Al brought this expertise of the surgical treatment of scoliosis to San Antonio when he established his orthopedic practice. He quickly established himself as the most qualified orthopedic surgeon to surgically treat scoliosis in South Texas. During his career Al always kept up to date by learning and initiating the newest surgical procedures. He also shared his experience with other new surgeons in South Texas. He was considered one of the pioneers of scoliosis surgery.

In addition to his private practice obligations and orthopedic faculty participation, Dr.
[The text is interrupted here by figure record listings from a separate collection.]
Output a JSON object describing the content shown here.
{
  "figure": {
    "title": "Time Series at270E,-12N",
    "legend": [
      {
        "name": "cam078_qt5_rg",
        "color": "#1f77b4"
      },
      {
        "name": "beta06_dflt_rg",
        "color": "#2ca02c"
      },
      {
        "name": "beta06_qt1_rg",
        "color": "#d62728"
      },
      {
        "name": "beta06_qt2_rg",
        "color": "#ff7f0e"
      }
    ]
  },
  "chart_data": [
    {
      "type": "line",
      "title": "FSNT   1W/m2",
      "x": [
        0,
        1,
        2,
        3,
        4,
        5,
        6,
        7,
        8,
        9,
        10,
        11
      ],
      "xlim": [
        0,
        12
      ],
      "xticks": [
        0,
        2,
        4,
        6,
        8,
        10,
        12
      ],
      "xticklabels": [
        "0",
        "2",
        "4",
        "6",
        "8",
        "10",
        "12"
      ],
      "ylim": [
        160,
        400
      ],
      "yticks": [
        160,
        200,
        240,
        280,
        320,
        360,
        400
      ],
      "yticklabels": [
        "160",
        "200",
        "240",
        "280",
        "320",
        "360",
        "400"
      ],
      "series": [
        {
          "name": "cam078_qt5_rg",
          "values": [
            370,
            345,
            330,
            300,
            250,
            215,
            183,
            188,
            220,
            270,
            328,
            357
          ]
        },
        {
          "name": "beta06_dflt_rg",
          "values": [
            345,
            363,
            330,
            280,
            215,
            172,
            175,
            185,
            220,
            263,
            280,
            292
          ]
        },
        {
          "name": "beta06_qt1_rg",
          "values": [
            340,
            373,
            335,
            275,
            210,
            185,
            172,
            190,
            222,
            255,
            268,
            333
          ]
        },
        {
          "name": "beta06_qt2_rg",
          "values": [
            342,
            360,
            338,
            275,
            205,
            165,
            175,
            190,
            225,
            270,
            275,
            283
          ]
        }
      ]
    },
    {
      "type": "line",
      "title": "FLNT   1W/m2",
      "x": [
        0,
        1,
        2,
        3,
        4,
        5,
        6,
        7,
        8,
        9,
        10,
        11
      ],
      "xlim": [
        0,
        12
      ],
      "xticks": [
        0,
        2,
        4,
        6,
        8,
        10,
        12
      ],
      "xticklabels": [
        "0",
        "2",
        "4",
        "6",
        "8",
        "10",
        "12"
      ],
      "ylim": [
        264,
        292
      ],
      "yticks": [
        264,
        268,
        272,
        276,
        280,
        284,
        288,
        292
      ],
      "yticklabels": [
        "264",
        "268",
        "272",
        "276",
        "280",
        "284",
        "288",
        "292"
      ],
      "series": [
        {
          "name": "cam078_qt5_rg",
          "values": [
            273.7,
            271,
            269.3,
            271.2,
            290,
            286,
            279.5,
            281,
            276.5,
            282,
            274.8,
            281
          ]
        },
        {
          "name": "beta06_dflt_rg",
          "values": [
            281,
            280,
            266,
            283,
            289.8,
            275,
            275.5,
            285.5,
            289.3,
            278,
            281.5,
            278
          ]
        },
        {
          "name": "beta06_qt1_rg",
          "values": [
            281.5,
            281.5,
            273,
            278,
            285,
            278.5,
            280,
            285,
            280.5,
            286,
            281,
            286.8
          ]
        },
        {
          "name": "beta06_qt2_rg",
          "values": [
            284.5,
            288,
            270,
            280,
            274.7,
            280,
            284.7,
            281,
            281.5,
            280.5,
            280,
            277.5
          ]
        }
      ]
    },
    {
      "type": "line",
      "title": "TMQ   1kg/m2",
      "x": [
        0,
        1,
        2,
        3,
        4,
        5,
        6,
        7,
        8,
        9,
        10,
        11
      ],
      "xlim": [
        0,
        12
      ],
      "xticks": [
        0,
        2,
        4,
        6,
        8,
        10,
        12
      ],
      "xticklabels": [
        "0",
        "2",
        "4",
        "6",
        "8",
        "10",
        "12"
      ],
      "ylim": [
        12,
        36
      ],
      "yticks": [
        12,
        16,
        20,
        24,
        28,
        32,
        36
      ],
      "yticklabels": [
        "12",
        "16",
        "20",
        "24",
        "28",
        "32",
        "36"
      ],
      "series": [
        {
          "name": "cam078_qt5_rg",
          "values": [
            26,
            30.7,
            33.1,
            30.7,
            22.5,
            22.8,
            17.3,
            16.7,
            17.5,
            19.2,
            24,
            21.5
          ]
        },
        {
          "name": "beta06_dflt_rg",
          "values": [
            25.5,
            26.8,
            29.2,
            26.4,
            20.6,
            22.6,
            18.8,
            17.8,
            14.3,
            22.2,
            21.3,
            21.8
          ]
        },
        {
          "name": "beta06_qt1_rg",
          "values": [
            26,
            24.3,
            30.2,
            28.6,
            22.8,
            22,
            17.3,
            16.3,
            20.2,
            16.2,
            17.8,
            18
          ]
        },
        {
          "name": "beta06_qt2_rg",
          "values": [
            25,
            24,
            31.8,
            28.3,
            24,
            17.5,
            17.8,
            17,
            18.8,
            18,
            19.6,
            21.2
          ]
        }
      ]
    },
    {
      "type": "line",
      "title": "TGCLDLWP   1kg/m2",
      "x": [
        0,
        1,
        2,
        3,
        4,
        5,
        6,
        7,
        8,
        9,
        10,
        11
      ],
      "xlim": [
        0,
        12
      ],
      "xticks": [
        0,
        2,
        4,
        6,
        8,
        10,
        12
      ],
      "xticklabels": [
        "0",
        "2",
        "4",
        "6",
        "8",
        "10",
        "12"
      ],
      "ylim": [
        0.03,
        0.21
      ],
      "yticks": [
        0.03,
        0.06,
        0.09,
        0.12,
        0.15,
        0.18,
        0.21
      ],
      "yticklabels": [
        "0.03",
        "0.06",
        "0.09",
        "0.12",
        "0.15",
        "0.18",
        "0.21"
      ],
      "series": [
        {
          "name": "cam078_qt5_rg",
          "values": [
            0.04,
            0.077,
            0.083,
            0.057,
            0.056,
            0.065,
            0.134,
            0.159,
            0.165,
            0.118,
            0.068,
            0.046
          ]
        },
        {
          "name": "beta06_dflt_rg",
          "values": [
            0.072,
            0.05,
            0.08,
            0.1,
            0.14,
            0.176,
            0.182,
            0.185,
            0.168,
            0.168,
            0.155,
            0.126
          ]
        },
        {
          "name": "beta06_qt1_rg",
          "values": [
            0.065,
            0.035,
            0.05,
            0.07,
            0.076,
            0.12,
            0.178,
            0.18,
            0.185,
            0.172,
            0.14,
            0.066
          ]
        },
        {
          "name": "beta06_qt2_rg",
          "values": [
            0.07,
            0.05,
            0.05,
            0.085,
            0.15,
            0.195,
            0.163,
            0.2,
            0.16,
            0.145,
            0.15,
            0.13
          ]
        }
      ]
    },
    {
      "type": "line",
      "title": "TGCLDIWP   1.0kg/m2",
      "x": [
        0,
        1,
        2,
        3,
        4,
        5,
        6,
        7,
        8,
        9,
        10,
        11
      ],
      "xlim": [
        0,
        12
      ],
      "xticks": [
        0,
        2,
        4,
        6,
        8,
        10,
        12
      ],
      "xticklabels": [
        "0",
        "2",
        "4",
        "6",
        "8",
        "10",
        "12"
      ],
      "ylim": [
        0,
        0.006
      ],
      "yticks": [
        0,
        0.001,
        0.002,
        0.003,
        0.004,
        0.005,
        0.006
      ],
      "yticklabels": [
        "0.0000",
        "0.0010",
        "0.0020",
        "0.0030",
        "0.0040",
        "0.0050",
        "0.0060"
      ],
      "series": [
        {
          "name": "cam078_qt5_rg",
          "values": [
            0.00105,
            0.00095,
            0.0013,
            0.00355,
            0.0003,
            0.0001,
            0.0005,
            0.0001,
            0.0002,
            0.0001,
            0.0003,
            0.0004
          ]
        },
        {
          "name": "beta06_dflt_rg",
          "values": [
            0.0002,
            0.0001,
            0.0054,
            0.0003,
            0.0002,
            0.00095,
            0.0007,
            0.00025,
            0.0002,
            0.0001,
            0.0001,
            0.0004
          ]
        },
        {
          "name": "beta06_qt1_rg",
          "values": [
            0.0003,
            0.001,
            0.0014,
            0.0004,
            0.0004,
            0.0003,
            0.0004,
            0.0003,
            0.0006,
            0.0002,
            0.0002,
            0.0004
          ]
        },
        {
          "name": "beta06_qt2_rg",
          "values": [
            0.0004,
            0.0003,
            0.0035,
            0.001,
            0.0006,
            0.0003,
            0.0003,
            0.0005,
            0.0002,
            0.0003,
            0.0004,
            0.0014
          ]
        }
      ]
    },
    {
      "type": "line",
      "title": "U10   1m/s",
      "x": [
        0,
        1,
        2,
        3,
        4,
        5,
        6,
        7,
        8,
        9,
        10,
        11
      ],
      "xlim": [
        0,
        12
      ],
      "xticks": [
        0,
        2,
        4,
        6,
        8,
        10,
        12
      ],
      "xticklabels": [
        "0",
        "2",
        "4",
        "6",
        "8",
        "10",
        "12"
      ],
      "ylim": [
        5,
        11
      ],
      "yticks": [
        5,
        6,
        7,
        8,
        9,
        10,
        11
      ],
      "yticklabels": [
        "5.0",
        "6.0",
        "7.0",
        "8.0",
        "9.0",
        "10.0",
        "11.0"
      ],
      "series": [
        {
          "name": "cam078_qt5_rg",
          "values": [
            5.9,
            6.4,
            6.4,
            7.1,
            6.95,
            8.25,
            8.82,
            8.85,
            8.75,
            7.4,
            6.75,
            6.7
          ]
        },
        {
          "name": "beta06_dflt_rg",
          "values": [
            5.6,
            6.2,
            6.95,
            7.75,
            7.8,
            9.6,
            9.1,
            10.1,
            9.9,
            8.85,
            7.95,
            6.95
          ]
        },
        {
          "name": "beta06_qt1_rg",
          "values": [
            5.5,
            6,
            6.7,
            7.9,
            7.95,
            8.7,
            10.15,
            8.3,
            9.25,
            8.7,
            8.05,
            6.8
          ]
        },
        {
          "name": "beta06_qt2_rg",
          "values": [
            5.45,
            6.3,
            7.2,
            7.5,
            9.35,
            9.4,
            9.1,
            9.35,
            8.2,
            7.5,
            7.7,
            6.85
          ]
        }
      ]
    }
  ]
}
Sanders found time to treat the children of families with limited financial resources along the Southern border with Mexico with the establishment of pediatric orthopedic clinics at the Ruth B. Cowl Rehabilitation Center in Laredo and the Easter Seal Center in Edinberg.

As well as being a skilled scoliosis surgeon, he played a leadership role in the local and state orthopedic communities. He has served as President of both The Texas Orthopedic Association and The Bexar County Medical Society. This was addition to his participation on the Board of the Santa Rosa Hospital and Board of Councilors for the American Academy of Orthopedic Surgeons.

His humanitarian efforts were recognized by receiving The Walter Blount Humanitarian Award from the Scoliosis Research Society, and along with his wife Shirley, the Arthritis Foundation Humanitarian Award for Lifetime Achievement.

Because some children on the Mexican side of the border children could not afford to pay for needed care in the U.S., Dr. Sanders established a special fund to pay for their treatment at the Santa Rosa Children’s Hospital.

Among his other humanitarian activities, he and Shirley established The Shirley and Albert Sanders Scholarship at the University of Texas School of Medicine in Galveston which is awarded each year to outstanding students, alternating between the School of Medicine and the Graduate School of Biomedical Sciences.

He loved spending time on his farm, hunting, fishing and being at their house on the Guadalupe River. He was a great family man. He celebrated over 63 years of marriage with his bride, Shirley Oliver Sanders. His three children Dr. James O. Sanders (Tricia), Mary Kay Gribbons, Rev. Stephen A. Sanders (Mary); have carried on his philosophy of always caring for others.

Dr. Sanders had a long professional relationship with Dr. Vo Van Thanh from Vietnam. They conferred and discussed complicated cases with each other. Upon learning about Al’s passing Dr. Thanh said the following: “I learned from him not only in a professional pioneering way, it was more than that. I also learned from his good character, his good behavior, his humanity, his compassion and good will to care for others...”

Dr. Sanders touched many lives and contributed much to the people of South Texas, and far beyond U.S. boundaries with his roles as a superior surgeon, mentor, leader, humanitarian and a dedicated family man. He will be truly missed.